Swain had told him many things about this woman, and Haddad at first felt anger. He wanted to use his hands on her as he had on the whorish blonde when she was no longer of any use to him.
But soon his anger gave way to pity. Pity that one of their own had lost her way, had forsaken her faith in Allah and his word.
So he had agreed to do as Swain had asked. To martyr her in the Lord’s name, just as he was about to martyr himself.
“You don’t have to do this,” she said suddenly. She was yelling so he could hear her above the sound of the wind.
He tore his gaze from the view and looked at her. He remembered thinking that she was beautiful, but the ugliness in her soul clouded that beauty now.
“I do as Allah commands,” he said.
“Allah would never command such a thing. You are about to take the lives of innocent people. Women. Children. Countless Muslims.”
“These people are not innocent. They live their lives in ignorance of their god. They elect leaders who kill our Muslim brothers and sisters.”
“And how are they any different from the men who control you?”
He scowled at her. “I answer only to Allah.”
“And Imam Zuabi.”
“Zuabi is a great leader. The Lord sometimes speaks through him. He has counseled me since I was a child.”
“And what about Swain? Does the Lord speak through him as well? He and the people he works for are no different than those you wish to—”
“Be silent!” Haddad snapped.
Haddad no longer wished to listen to this woman. She had been subverted by Western ways and she was trying to trick him, to keep him from doing what he had come to do here at the top of the world.
He turned from her, returning his gaze to the road below, using a pair of field glasses to look toward the north side of the bridge now, waiting for his signal that the time was near. That the moment was upon them.
And then he saw it, little more than a crawling bug in the distance.
The tanker truck was rolling onto the bridge.
* * *
Jack’s gut was on fire.
He needed to get to Sara. If they were all going to die, he wanted to die with her.
Emergency personnel were swarming onto the bridge behind them—a lot of sound and fury but not much else at this point. What could they do?
Jack turned to Forsyth. “We’ve gotta get up there.”
“And do what? We go rushing up there, he’ll pull the trigger and you can kiss this bridge and everything on it good-bye.”
“He’s gonna pull that trigger anyway,” Jack told him. “And if that tanker truck I told you about is anywhere in the vicinity, it’ll be a lot more than this bridge that goes up. If it ignites, the smoke and ash will carry lethal doses of radiation across Northern California.”
“The bridge authority is moving to close it down as we speak. As soon as the southbound traffic has cleared, it’ll be deserted.”
“Great. That’s a terrific plan. We’ve still got a madman up there with a nuke.”
“We don’t know that it’s a PTND,” Forsyth said.
Jack shook his head ruefully. A Portable Tactical Nuclear Device. The FBI made everything seem so sterile—manageable because it had a classification.

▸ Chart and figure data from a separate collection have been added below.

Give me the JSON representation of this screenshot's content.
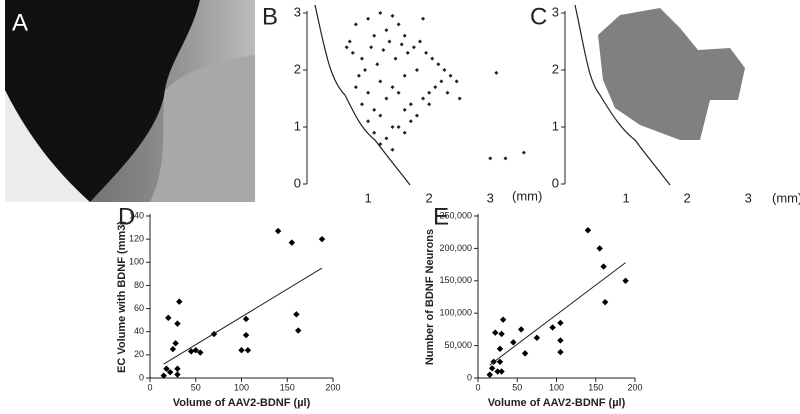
{
  "chart_data": [
    {
      "type": "image",
      "panel_label": "A"
    },
    {
      "type": "scatter",
      "panel_label": "B",
      "xlabel": "(mm)",
      "x": [
        0.7,
        0.8,
        0.9,
        1.0,
        1.1,
        1.2,
        1.3,
        1.4,
        1.5,
        1.6,
        0.75,
        0.85,
        0.95,
        1.05,
        1.15,
        1.25,
        1.35,
        1.45,
        1.55,
        1.65,
        1.75,
        1.85,
        1.95,
        2.05,
        2.15,
        2.25,
        2.35,
        2.45,
        0.8,
        1.0,
        1.2,
        1.4,
        1.6,
        1.8,
        2.0,
        2.2,
        0.9,
        1.1,
        1.3,
        1.5,
        1.7,
        1.9,
        2.1,
        2.3,
        1.0,
        1.2,
        1.4,
        1.6,
        1.8,
        2.0,
        1.1,
        1.3,
        1.5,
        1.7,
        1.2,
        1.4,
        1.6,
        0.65,
        1.9,
        2.5,
        3.0,
        3.25,
        3.55,
        3.1
      ],
      "y": [
        2.5,
        2.8,
        2.2,
        2.9,
        2.6,
        3.0,
        2.7,
        2.95,
        2.8,
        2.6,
        2.3,
        1.9,
        2.0,
        2.4,
        2.1,
        2.35,
        2.5,
        2.2,
        2.45,
        2.3,
        2.4,
        2.5,
        2.3,
        2.2,
        2.1,
        2.0,
        1.9,
        1.8,
        1.7,
        1.6,
        1.8,
        1.7,
        1.9,
        2.0,
        1.6,
        1.8,
        1.4,
        1.3,
        1.5,
        1.6,
        1.4,
        1.5,
        1.7,
        1.6,
        1.1,
        1.2,
        1.0,
        1.3,
        1.2,
        1.4,
        0.9,
        0.8,
        1.0,
        1.1,
        0.7,
        0.6,
        0.9,
        2.4,
        2.9,
        1.5,
        0.45,
        0.45,
        0.55,
        1.95
      ],
      "color": "#222222",
      "xlim": [
        0,
        3.7
      ],
      "ylim": [
        0,
        3
      ],
      "xticks": [
        1,
        2,
        3
      ],
      "yticks": [
        0,
        1,
        2,
        3
      ]
    },
    {
      "type": "region",
      "panel_label": "C",
      "xlabel": "(mm)",
      "color": "#808080",
      "xlim": [
        0,
        3.7
      ],
      "ylim": [
        0,
        3
      ],
      "xticks": [
        1,
        2,
        3
      ],
      "yticks": [
        0,
        1,
        2,
        3
      ]
    },
    {
      "type": "scatter",
      "panel_label": "D",
      "xlabel": "Volume of AAV2-BDNF (µl)",
      "ylabel": "EC Volume with BDNF (mm3)",
      "x": [
        15,
        18,
        20,
        22,
        25,
        28,
        30,
        30,
        32,
        45,
        50,
        55,
        70,
        100,
        105,
        105,
        107,
        140,
        155,
        160,
        162,
        188,
        30
      ],
      "y": [
        2,
        8,
        52,
        5,
        25,
        30,
        47,
        8,
        66,
        23,
        24,
        22,
        38,
        24,
        37,
        51,
        24,
        127,
        117,
        55,
        41,
        120,
        3
      ],
      "trend_line": {
        "x": [
          15,
          188
        ],
        "y": [
          12,
          95
        ]
      },
      "color": "#000000",
      "xlim": [
        0,
        200
      ],
      "ylim": [
        0,
        140
      ],
      "xticks": [
        0,
        50,
        100,
        150,
        200
      ],
      "yticks": [
        0,
        20,
        40,
        60,
        80,
        100,
        120,
        140
      ]
    },
    {
      "type": "scatter",
      "panel_label": "E",
      "xlabel": "Volume of AAV2-BDNF (µl)",
      "ylabel": "Number of BDNF Neurons",
      "x": [
        15,
        18,
        20,
        22,
        25,
        28,
        30,
        30,
        32,
        45,
        55,
        60,
        75,
        95,
        105,
        105,
        105,
        140,
        155,
        160,
        162,
        188,
        28
      ],
      "y": [
        5000,
        15000,
        25000,
        70000,
        10000,
        45000,
        68000,
        10000,
        90000,
        55000,
        75000,
        38000,
        62000,
        78000,
        85000,
        40000,
        58000,
        228000,
        200000,
        172000,
        117000,
        150000,
        25000
      ],
      "trend_line": {
        "x": [
          15,
          188
        ],
        "y": [
          20000,
          178000
        ]
      },
      "color": "#000000",
      "xlim": [
        0,
        200
      ],
      "ylim": [
        0,
        250000
      ],
      "xticks": [
        0,
        50,
        100,
        150,
        200
      ],
      "yticks": [
        0,
        {
          "value": 50000,
          "label": "50,000"
        },
        {
          "value": 100000,
          "label": "100,000"
        },
        {
          "value": 150000,
          "label": "150,000"
        },
        {
          "value": 200000,
          "label": "200,000"
        },
        {
          "value": 250000,
          "label": "250,000"
        }
      ]
    }
  ]
}
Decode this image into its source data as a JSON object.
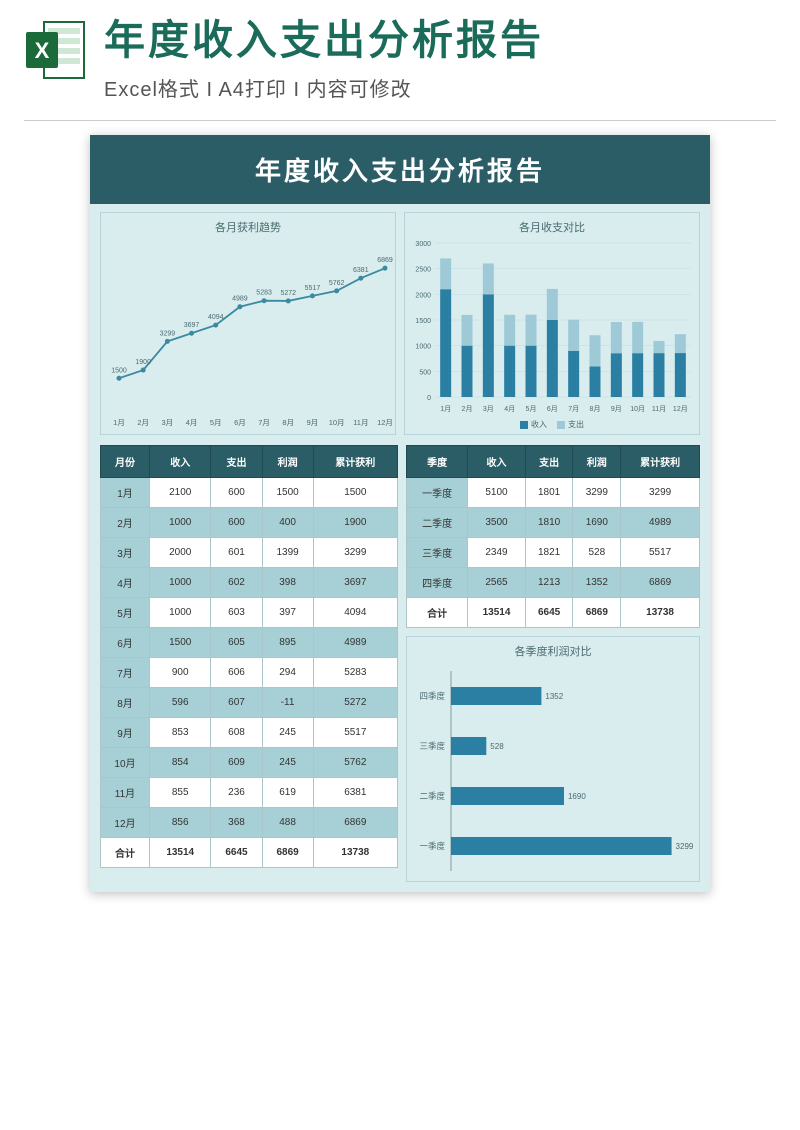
{
  "header": {
    "title": "年度收入支出分析报告",
    "subtitle": "Excel格式 I A4打印 I 内容可修改"
  },
  "doc": {
    "title": "年度收入支出分析报告",
    "colors": {
      "header_bg": "#2b5d66",
      "page_bg": "#d9ecee",
      "alt_row": "#a6d0d5",
      "bar_primary": "#2a7fa3",
      "bar_secondary": "#9ec9d6",
      "line_color": "#3a8aa0",
      "grid": "#c8dde0",
      "text": "#4a6b70"
    },
    "line_chart": {
      "title": "各月获利趋势",
      "x_labels": [
        "1月",
        "2月",
        "3月",
        "4月",
        "5月",
        "6月",
        "7月",
        "8月",
        "9月",
        "10月",
        "11月",
        "12月"
      ],
      "values": [
        1500,
        1900,
        3299,
        3697,
        4094,
        4989,
        5283,
        5272,
        5517,
        5762,
        6381,
        6869
      ],
      "y_min": 0,
      "y_max": 8000
    },
    "bar_chart": {
      "title": "各月收支对比",
      "x_labels": [
        "1月",
        "2月",
        "3月",
        "4月",
        "5月",
        "6月",
        "7月",
        "8月",
        "9月",
        "10月",
        "11月",
        "12月"
      ],
      "income": [
        2100,
        1000,
        2000,
        1000,
        1000,
        1500,
        900,
        596,
        853,
        854,
        855,
        856
      ],
      "expense": [
        600,
        600,
        601,
        602,
        603,
        605,
        606,
        607,
        608,
        609,
        236,
        368
      ],
      "y_ticks": [
        0,
        500,
        1000,
        1500,
        2000,
        2500,
        3000
      ],
      "legend": [
        "收入",
        "支出"
      ]
    },
    "month_table": {
      "headers": [
        "月份",
        "收入",
        "支出",
        "利润",
        "累计获利"
      ],
      "rows": [
        [
          "1月",
          "2100",
          "600",
          "1500",
          "1500"
        ],
        [
          "2月",
          "1000",
          "600",
          "400",
          "1900"
        ],
        [
          "3月",
          "2000",
          "601",
          "1399",
          "3299"
        ],
        [
          "4月",
          "1000",
          "602",
          "398",
          "3697"
        ],
        [
          "5月",
          "1000",
          "603",
          "397",
          "4094"
        ],
        [
          "6月",
          "1500",
          "605",
          "895",
          "4989"
        ],
        [
          "7月",
          "900",
          "606",
          "294",
          "5283"
        ],
        [
          "8月",
          "596",
          "607",
          "-11",
          "5272"
        ],
        [
          "9月",
          "853",
          "608",
          "245",
          "5517"
        ],
        [
          "10月",
          "854",
          "609",
          "245",
          "5762"
        ],
        [
          "11月",
          "855",
          "236",
          "619",
          "6381"
        ],
        [
          "12月",
          "856",
          "368",
          "488",
          "6869"
        ]
      ],
      "total": [
        "合计",
        "13514",
        "6645",
        "6869",
        "13738"
      ]
    },
    "quarter_table": {
      "headers": [
        "季度",
        "收入",
        "支出",
        "利润",
        "累计获利"
      ],
      "rows": [
        [
          "一季度",
          "5100",
          "1801",
          "3299",
          "3299"
        ],
        [
          "二季度",
          "3500",
          "1810",
          "1690",
          "4989"
        ],
        [
          "三季度",
          "2349",
          "1821",
          "528",
          "5517"
        ],
        [
          "四季度",
          "2565",
          "1213",
          "1352",
          "6869"
        ]
      ],
      "total": [
        "合计",
        "13514",
        "6645",
        "6869",
        "13738"
      ]
    },
    "hbar_chart": {
      "title": "各季度利润对比",
      "labels": [
        "四季度",
        "三季度",
        "二季度",
        "一季度"
      ],
      "values": [
        1352,
        528,
        1690,
        3299
      ],
      "x_max": 3500
    }
  }
}
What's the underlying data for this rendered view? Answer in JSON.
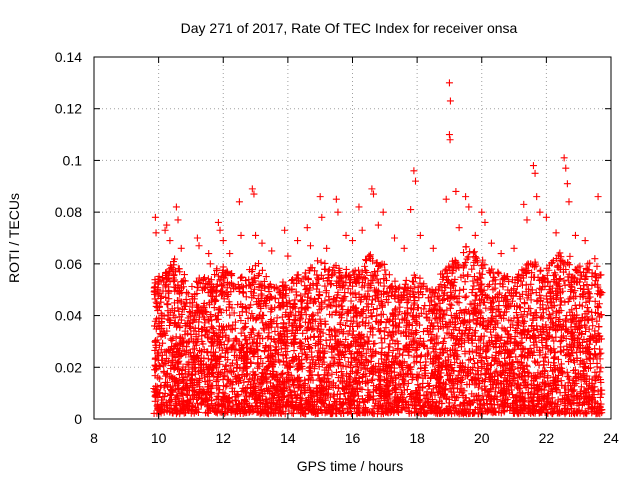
{
  "chart_data": {
    "type": "scatter",
    "title": "Day 271 of 2017, Rate Of TEC Index for receiver onsa",
    "xlabel": "GPS time / hours",
    "ylabel": "ROTI / TECUs",
    "xlim": [
      8,
      24
    ],
    "ylim": [
      0,
      0.14
    ],
    "xticks": [
      "8",
      "10",
      "12",
      "14",
      "16",
      "18",
      "20",
      "22",
      "24"
    ],
    "yticks": [
      "0",
      "0.02",
      "0.04",
      "0.06",
      "0.08",
      "0.1",
      "0.12",
      "0.14"
    ],
    "grid": true,
    "marker": "+",
    "color": "#ff0000",
    "series": [
      {
        "points": [
          [
            9.9,
            0.078
          ],
          [
            9.92,
            0.072
          ],
          [
            10.2,
            0.073
          ],
          [
            10.25,
            0.075
          ],
          [
            10.35,
            0.069
          ],
          [
            10.55,
            0.082
          ],
          [
            10.6,
            0.077
          ],
          [
            10.7,
            0.066
          ],
          [
            11.2,
            0.07
          ],
          [
            11.25,
            0.067
          ],
          [
            11.55,
            0.064
          ],
          [
            11.6,
            0.06
          ],
          [
            11.85,
            0.076
          ],
          [
            11.9,
            0.073
          ],
          [
            12.0,
            0.069
          ],
          [
            12.2,
            0.064
          ],
          [
            12.5,
            0.084
          ],
          [
            12.55,
            0.071
          ],
          [
            12.9,
            0.089
          ],
          [
            12.95,
            0.087
          ],
          [
            13.0,
            0.071
          ],
          [
            13.2,
            0.068
          ],
          [
            13.5,
            0.065
          ],
          [
            13.9,
            0.073
          ],
          [
            14.0,
            0.063
          ],
          [
            14.3,
            0.069
          ],
          [
            14.6,
            0.074
          ],
          [
            14.7,
            0.067
          ],
          [
            15.0,
            0.086
          ],
          [
            15.05,
            0.078
          ],
          [
            15.2,
            0.066
          ],
          [
            15.5,
            0.085
          ],
          [
            15.55,
            0.08
          ],
          [
            15.8,
            0.071
          ],
          [
            16.0,
            0.069
          ],
          [
            16.2,
            0.082
          ],
          [
            16.3,
            0.073
          ],
          [
            16.6,
            0.089
          ],
          [
            16.65,
            0.087
          ],
          [
            16.8,
            0.075
          ],
          [
            16.95,
            0.08
          ],
          [
            17.3,
            0.07
          ],
          [
            17.6,
            0.066
          ],
          [
            17.8,
            0.081
          ],
          [
            17.9,
            0.096
          ],
          [
            17.95,
            0.092
          ],
          [
            18.1,
            0.071
          ],
          [
            18.5,
            0.066
          ],
          [
            18.9,
            0.085
          ],
          [
            19.0,
            0.13
          ],
          [
            19.03,
            0.123
          ],
          [
            19.0,
            0.11
          ],
          [
            19.02,
            0.108
          ],
          [
            19.2,
            0.088
          ],
          [
            19.3,
            0.074
          ],
          [
            19.5,
            0.086
          ],
          [
            19.6,
            0.082
          ],
          [
            19.8,
            0.071
          ],
          [
            20.0,
            0.08
          ],
          [
            20.1,
            0.076
          ],
          [
            20.3,
            0.068
          ],
          [
            20.6,
            0.064
          ],
          [
            21.0,
            0.066
          ],
          [
            21.3,
            0.083
          ],
          [
            21.4,
            0.077
          ],
          [
            21.6,
            0.098
          ],
          [
            21.65,
            0.095
          ],
          [
            21.7,
            0.086
          ],
          [
            21.8,
            0.08
          ],
          [
            22.0,
            0.078
          ],
          [
            22.3,
            0.072
          ],
          [
            22.55,
            0.101
          ],
          [
            22.6,
            0.097
          ],
          [
            22.65,
            0.091
          ],
          [
            22.7,
            0.084
          ],
          [
            22.9,
            0.071
          ],
          [
            23.2,
            0.069
          ],
          [
            23.5,
            0.062
          ],
          [
            23.6,
            0.086
          ]
        ]
      }
    ]
  }
}
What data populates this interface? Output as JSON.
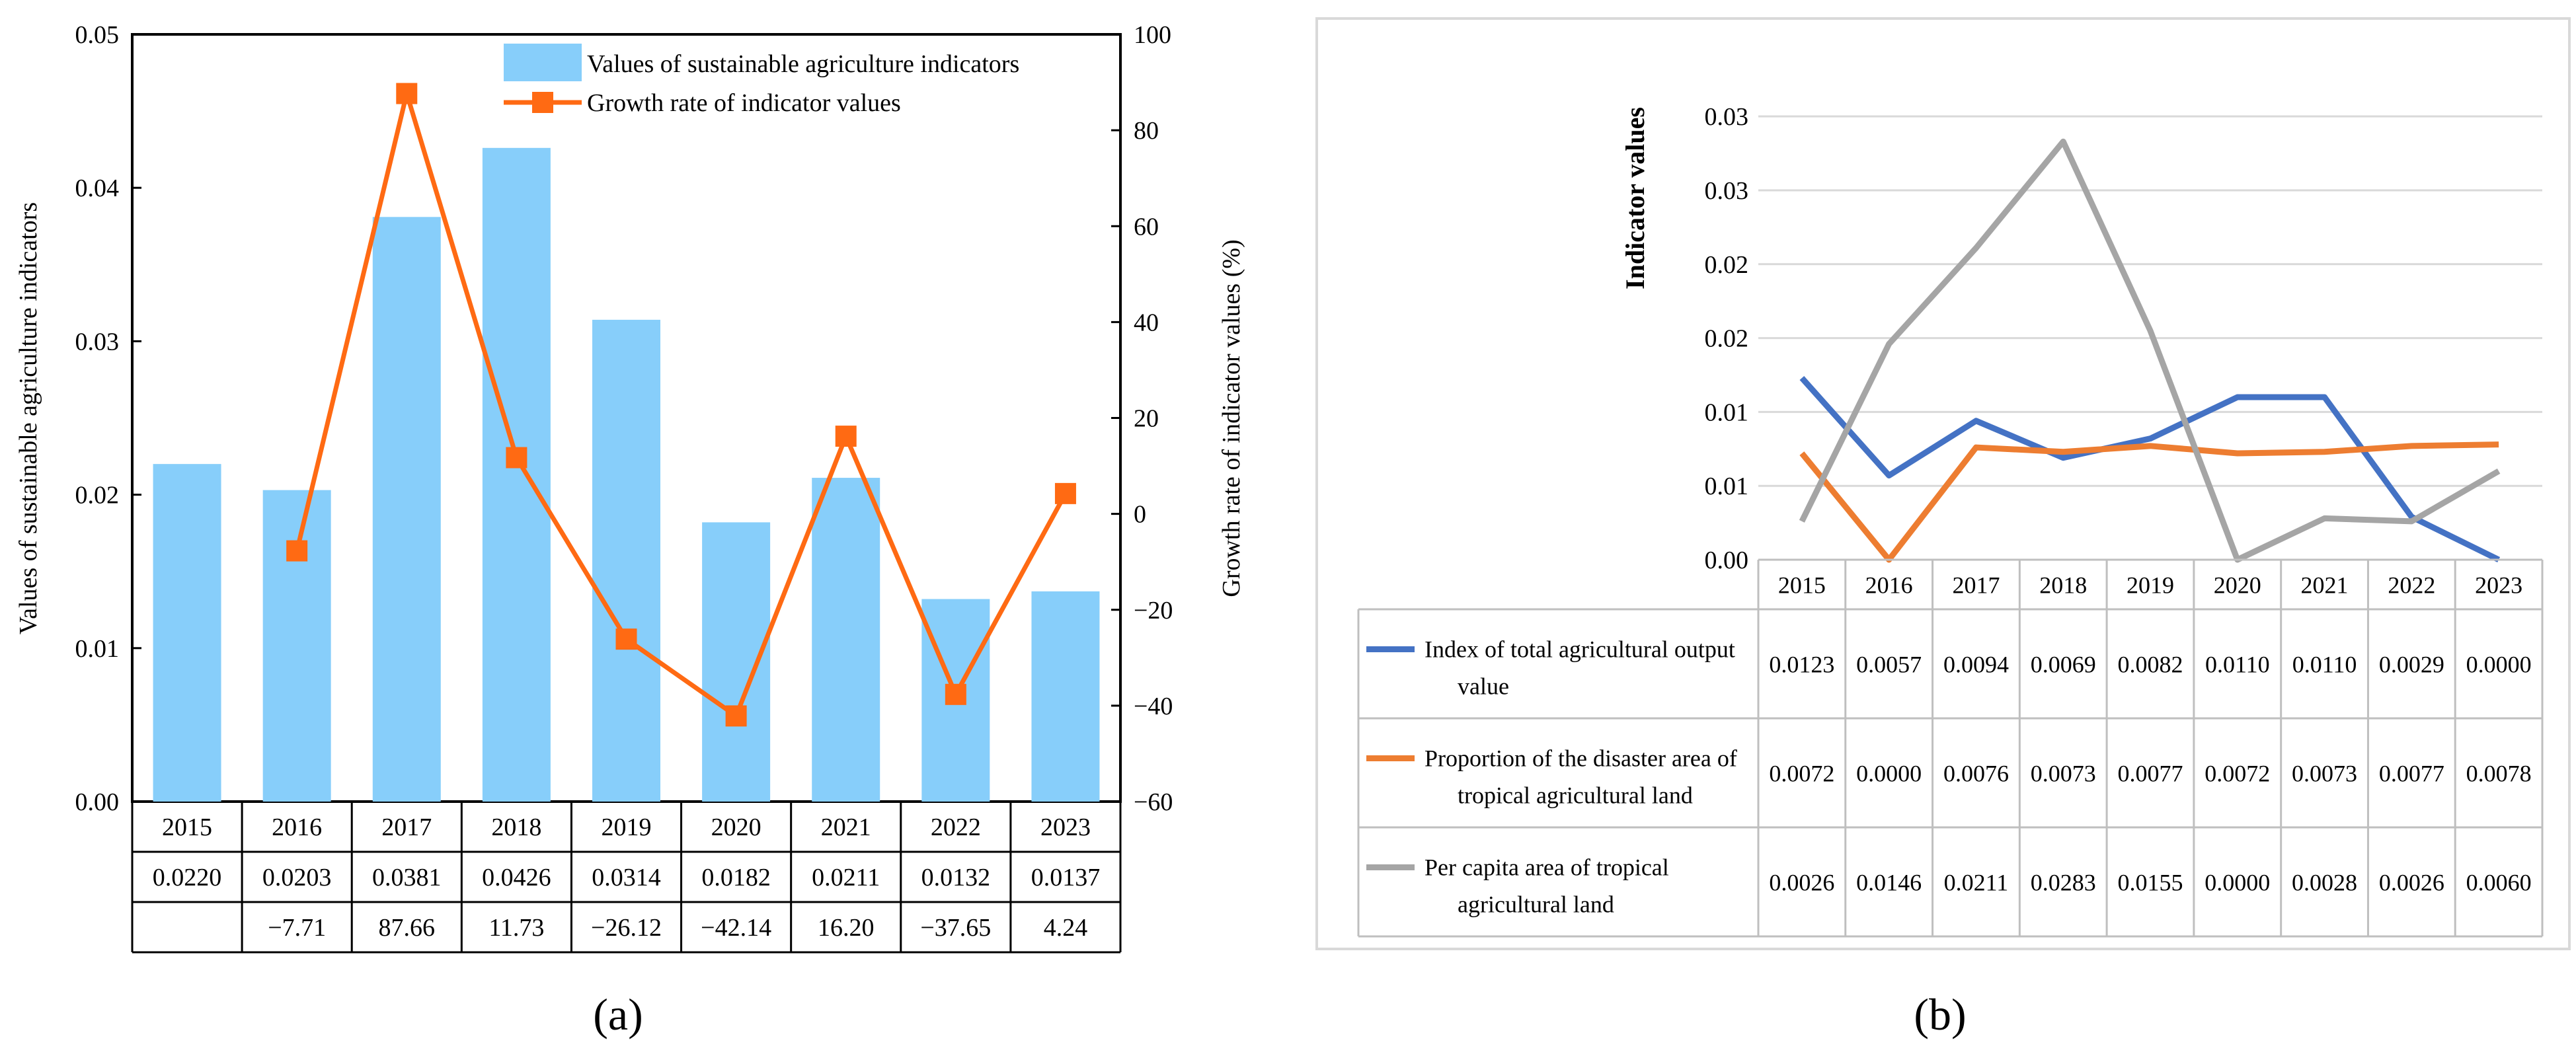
{
  "chart_data": [
    {
      "panel_label": "(a)",
      "type": "bar+line",
      "categories": [
        "2015",
        "2016",
        "2017",
        "2018",
        "2019",
        "2020",
        "2021",
        "2022",
        "2023"
      ],
      "ylabel_left": "Values of sustainable agriculture indicators",
      "ylabel_right": "Growth rate of indicator values (%)",
      "ylim_left": [
        0,
        0.05
      ],
      "ylim_right": [
        -60,
        100
      ],
      "left_ticks": [
        "0.00",
        "0.01",
        "0.02",
        "0.03",
        "0.04",
        "0.05"
      ],
      "right_ticks": [
        "−60",
        "−40",
        "−20",
        "0",
        "20",
        "40",
        "60",
        "80",
        "100"
      ],
      "legend": {
        "bar": "Values of sustainable agriculture indicators",
        "line": "Growth rate of indicator values"
      },
      "series": [
        {
          "name": "Values of sustainable agriculture indicators",
          "kind": "bar",
          "color": "#87cefa",
          "values": [
            0.022,
            0.0203,
            0.0381,
            0.0426,
            0.0314,
            0.0182,
            0.0211,
            0.0132,
            0.0137
          ]
        },
        {
          "name": "Growth rate of indicator values",
          "kind": "line",
          "color": "#ff6a13",
          "values": [
            null,
            -7.71,
            87.66,
            11.73,
            -26.12,
            -42.14,
            16.2,
            -37.65,
            4.24
          ]
        }
      ],
      "table_rows": [
        [
          "0.0220",
          "0.0203",
          "0.0381",
          "0.0426",
          "0.0314",
          "0.0182",
          "0.0211",
          "0.0132",
          "0.0137"
        ],
        [
          "",
          "−7.71",
          "87.66",
          "11.73",
          "−26.12",
          "−42.14",
          "16.20",
          "−37.65",
          "4.24"
        ]
      ]
    },
    {
      "panel_label": "(b)",
      "type": "line",
      "categories": [
        "2015",
        "2016",
        "2017",
        "2018",
        "2019",
        "2020",
        "2021",
        "2022",
        "2023"
      ],
      "ylabel": "Indicator values",
      "ylim": [
        0,
        0.0305
      ],
      "tick_values": [
        0,
        0.005,
        0.01,
        0.015,
        0.02,
        0.025,
        0.03
      ],
      "tick_labels": [
        "0.00",
        "0.01",
        "0.01",
        "0.02",
        "0.02",
        "0.03",
        "0.03"
      ],
      "grid": true,
      "series": [
        {
          "name": "Index of total agricultural output value",
          "label_lines": [
            "Index of total agricultural output",
            "value"
          ],
          "color": "#4472c4",
          "values": [
            0.0123,
            0.0057,
            0.0094,
            0.0069,
            0.0082,
            0.011,
            0.011,
            0.0029,
            0.0
          ],
          "labels": [
            "0.0123",
            "0.0057",
            "0.0094",
            "0.0069",
            "0.0082",
            "0.0110",
            "0.0110",
            "0.0029",
            "0.0000"
          ]
        },
        {
          "name": "Proportion of the disaster area of tropical agricultural land",
          "label_lines": [
            "Proportion of the disaster area of",
            "tropical agricultural land"
          ],
          "color": "#ed7d31",
          "values": [
            0.0072,
            0.0,
            0.0076,
            0.0073,
            0.0077,
            0.0072,
            0.0073,
            0.0077,
            0.0078
          ],
          "labels": [
            "0.0072",
            "0.0000",
            "0.0076",
            "0.0073",
            "0.0077",
            "0.0072",
            "0.0073",
            "0.0077",
            "0.0078"
          ]
        },
        {
          "name": "Per capita area of tropical agricultural land",
          "label_lines": [
            "Per capita area of tropical",
            "agricultural land"
          ],
          "color": "#a5a5a5",
          "values": [
            0.0026,
            0.0146,
            0.0211,
            0.0283,
            0.0155,
            0.0,
            0.0028,
            0.0026,
            0.006
          ],
          "labels": [
            "0.0026",
            "0.0146",
            "0.0211",
            "0.0283",
            "0.0155",
            "0.0000",
            "0.0028",
            "0.0026",
            "0.0060"
          ]
        }
      ]
    }
  ]
}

“Look, I’m sorry about before,” Forsyth said, “and I understand you’re upset about the girl. But we’ve got to wait for the negotiating team. If we can try to reason with the guy—”
“Reason with him!” Jack shouted. “Do you know who this man is? The only way to reason with him is to put a bullet in his head.”
“If it comes to that we will. We’ve got a chopper headed this way with a sniper on board.”
They’re doing it by the book, Jack thought. That’s all these people know—and one day it would be their downfall.